Bruxelles

A peine trois mois après leur arrivée à Bruxelles, les vélos verts en libre-service vont (déjà) disparaître des rues de la capitale.

La société Gobee.bike s'est d'abord lancée en Chine. Après un beau succès à Hong Kong, Raphaël Cohen, le Français à l'origine de la startup, a décidé d'étendre son réseau à l'Europe. Paris, Lyon, Turin, Florence, Rome, Lille, Reims, Bruxelles... Les vélos verts en libre-service ont débarqué mais seulement pour quelques mois.

Dans un communiqué envoyé aux utilisateurs ce 9 janvier, le ton est vite donné : "Reims/Lille/Bruxelles, c'est avec tristesse que nous te disons au revoir...". La société ne se disait pas concurrente directe des traditionnels Villos jaunes de Bruxelles mais se considérait plutôt comme complémentaire au système existant. En effet, avec les vélos Gobee, pas besoin de se rendre à une borne pour prendre ou remettre l'engin à deux roues. A l'aide d'une application téléchargée sur son smartphone et à une puce GPS intégrée au vélo, les utilisateurs avaient l'opportunité de déverouiller celui-ci et de l'utiliser moyennant 0,50 euros par demi-heure. Pour avoir accès au service, les utilisateurs devaient payer une caution de 50 euros (qui sera remboursée aux cyclistes, assure l'entreprise dans un message sur Twitter).

Des témoignages sur les réseaux sociaux déploraient ces derniers temps l'indisponibilité grandissante des vélos à Bruxelles, Lille et Reims. Des photos de l'état dans lequel ils sont trouvés par les usagers toutes villes confondues circulent également sur les réseaux sociaux. 

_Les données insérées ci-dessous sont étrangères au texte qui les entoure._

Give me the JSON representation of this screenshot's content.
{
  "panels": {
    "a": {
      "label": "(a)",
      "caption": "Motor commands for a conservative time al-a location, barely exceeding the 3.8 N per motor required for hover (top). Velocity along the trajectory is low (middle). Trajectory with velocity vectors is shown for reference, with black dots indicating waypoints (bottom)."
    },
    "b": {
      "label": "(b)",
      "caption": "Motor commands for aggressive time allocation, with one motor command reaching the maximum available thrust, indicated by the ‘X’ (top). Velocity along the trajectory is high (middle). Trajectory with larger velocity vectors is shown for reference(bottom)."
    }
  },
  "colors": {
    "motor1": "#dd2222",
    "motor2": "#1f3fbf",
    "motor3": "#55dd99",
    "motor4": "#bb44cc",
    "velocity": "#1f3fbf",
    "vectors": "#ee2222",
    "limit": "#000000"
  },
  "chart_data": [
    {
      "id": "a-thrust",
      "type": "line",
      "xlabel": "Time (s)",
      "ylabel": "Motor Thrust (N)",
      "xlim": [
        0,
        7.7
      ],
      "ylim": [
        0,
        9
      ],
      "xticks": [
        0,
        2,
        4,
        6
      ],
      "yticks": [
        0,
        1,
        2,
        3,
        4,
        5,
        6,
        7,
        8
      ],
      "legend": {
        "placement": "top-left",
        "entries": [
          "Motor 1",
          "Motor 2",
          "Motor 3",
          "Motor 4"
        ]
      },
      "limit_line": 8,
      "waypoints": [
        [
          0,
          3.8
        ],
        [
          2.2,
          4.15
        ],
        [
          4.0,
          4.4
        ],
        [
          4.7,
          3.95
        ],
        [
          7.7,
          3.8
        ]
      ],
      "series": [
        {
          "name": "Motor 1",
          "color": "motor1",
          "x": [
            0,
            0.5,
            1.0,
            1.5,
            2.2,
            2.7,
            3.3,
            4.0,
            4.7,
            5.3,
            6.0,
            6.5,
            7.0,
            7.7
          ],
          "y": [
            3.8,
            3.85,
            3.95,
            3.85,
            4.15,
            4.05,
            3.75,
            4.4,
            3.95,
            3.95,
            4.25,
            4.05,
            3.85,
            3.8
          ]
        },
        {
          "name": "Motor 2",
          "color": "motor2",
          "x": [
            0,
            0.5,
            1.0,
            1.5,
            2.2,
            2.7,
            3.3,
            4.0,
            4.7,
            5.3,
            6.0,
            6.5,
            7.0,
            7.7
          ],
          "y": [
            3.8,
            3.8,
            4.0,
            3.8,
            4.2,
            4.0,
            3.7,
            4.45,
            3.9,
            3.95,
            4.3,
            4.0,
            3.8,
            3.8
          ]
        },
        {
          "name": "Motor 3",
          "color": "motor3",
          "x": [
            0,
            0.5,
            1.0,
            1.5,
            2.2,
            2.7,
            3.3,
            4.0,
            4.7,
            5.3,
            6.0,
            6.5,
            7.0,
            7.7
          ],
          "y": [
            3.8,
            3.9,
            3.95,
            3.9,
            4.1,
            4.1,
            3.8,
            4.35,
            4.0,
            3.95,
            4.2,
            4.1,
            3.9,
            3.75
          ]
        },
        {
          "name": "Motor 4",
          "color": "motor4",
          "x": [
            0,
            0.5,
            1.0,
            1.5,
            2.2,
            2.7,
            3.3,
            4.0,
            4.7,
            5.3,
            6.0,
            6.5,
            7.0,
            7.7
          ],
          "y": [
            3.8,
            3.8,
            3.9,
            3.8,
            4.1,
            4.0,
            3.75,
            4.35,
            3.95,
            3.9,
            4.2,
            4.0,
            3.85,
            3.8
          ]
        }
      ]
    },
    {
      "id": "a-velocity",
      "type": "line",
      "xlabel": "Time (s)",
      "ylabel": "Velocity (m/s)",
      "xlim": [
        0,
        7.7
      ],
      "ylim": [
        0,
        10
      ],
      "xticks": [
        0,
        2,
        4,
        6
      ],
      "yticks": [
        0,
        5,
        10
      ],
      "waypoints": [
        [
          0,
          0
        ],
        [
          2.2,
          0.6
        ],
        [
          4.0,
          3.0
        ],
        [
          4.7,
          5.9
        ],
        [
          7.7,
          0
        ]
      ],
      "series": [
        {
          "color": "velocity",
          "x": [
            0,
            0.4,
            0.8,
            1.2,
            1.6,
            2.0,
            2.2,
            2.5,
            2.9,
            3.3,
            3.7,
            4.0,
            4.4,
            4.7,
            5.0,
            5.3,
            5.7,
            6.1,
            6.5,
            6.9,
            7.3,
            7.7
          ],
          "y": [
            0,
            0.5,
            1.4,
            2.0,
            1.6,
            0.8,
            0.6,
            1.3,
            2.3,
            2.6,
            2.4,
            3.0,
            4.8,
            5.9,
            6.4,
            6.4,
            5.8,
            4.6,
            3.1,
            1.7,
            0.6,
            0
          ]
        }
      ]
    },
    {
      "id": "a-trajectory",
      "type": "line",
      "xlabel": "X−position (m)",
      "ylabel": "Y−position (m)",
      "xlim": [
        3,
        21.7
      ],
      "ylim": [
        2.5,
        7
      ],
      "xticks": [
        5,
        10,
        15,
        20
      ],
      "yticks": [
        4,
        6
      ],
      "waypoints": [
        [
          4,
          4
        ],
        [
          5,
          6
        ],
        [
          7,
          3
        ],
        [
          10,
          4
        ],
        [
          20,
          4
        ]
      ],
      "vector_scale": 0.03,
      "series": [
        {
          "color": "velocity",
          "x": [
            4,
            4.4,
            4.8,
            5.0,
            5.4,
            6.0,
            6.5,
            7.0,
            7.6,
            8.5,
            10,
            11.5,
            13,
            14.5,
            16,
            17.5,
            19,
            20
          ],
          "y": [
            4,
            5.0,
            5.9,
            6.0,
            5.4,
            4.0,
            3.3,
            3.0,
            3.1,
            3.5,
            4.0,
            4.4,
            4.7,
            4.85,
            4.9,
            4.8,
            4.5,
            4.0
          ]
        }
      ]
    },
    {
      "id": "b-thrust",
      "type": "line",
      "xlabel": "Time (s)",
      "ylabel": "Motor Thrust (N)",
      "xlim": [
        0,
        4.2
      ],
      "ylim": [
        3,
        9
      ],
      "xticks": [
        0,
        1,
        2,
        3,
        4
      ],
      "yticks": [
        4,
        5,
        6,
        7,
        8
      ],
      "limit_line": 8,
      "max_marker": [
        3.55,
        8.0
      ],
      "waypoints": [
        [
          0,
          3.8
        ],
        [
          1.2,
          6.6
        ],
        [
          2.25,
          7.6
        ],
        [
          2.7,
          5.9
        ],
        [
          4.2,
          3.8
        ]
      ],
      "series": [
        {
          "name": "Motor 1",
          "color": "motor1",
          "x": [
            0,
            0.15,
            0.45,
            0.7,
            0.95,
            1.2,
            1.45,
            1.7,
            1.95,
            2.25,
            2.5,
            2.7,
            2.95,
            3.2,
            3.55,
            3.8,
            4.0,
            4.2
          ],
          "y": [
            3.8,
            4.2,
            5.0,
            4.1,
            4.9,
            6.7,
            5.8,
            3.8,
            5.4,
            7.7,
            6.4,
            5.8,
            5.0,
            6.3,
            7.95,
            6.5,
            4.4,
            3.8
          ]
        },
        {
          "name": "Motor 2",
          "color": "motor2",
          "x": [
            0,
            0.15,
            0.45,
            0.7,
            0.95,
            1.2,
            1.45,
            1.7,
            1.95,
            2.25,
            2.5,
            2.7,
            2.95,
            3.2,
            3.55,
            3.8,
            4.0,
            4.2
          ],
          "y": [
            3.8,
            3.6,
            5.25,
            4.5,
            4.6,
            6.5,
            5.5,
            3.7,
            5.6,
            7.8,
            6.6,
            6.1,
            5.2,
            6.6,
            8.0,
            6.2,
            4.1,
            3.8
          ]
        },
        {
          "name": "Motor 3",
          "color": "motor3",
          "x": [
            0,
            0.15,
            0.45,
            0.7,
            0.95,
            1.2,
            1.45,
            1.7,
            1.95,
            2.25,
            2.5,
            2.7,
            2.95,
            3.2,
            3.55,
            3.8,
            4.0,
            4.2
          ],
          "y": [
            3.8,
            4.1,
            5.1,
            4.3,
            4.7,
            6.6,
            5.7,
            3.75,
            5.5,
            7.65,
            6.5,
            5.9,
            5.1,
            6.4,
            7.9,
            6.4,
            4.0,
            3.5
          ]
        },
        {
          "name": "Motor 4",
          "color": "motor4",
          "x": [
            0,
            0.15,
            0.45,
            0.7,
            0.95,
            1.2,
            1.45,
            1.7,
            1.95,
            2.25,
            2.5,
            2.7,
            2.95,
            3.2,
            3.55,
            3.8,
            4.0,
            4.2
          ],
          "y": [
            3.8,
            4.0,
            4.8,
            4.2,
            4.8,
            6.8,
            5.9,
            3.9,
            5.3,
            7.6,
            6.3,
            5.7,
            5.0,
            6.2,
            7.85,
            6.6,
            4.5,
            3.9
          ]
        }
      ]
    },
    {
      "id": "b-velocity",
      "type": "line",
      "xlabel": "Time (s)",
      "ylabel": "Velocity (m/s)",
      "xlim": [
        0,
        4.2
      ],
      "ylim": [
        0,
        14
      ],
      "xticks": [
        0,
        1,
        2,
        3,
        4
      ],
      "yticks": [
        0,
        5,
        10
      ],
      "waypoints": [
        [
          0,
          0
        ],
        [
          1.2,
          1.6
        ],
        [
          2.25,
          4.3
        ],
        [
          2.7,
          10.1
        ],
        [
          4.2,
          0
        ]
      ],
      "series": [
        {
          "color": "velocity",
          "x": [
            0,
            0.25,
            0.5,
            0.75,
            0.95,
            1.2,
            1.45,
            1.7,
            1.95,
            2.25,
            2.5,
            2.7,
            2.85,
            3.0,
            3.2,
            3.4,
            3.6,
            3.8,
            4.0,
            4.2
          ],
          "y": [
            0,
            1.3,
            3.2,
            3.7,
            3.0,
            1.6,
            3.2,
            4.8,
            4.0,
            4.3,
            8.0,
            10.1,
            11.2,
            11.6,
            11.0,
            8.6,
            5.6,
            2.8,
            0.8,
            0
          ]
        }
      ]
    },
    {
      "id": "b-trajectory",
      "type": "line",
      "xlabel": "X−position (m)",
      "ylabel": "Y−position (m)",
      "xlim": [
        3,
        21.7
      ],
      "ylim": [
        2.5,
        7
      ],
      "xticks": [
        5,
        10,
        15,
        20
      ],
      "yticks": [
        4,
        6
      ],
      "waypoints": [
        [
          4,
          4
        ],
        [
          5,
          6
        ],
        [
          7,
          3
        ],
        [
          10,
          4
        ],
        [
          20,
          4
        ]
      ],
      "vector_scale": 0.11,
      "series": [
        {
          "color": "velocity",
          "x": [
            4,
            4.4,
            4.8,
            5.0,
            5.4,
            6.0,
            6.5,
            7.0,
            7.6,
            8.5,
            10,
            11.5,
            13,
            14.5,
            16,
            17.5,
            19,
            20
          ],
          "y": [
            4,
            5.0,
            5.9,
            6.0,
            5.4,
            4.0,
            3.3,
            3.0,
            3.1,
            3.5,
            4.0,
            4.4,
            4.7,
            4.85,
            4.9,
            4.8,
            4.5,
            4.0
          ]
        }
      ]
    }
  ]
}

C'est donc début janvier que le couperet tombe : trois mois après son lancement, la location s'arrête brutalement dans ces trois villes. La raison invoquée par la société : le vandalisme. "Les dégâts causés à notre flotte ont atteint des limites que nous ne pouvons plus surmonter", estime Gobee.bike dans ce communiqué. De nombreux vélos auraient été privatisés par des personnes ne jouant pas le jeu tandis que d'autres ont été lourdement déteriorés. Gobee.bike assure néanmoins avoir effectué "de lourdes réparations sur les vélos endommagés" et déplore qu'à peine quelques heures après leur mise en circulation, certains vélos neufs avaient déjà disparu.

Et de conclure : "Nous avons dû affronter la triste réalité que notre vision de la mobilité n’était pas partagée par une minorité déterminée à nuire, et nous ne pouvons plus supporter ni le coût financier, ni le coût moral des réparations".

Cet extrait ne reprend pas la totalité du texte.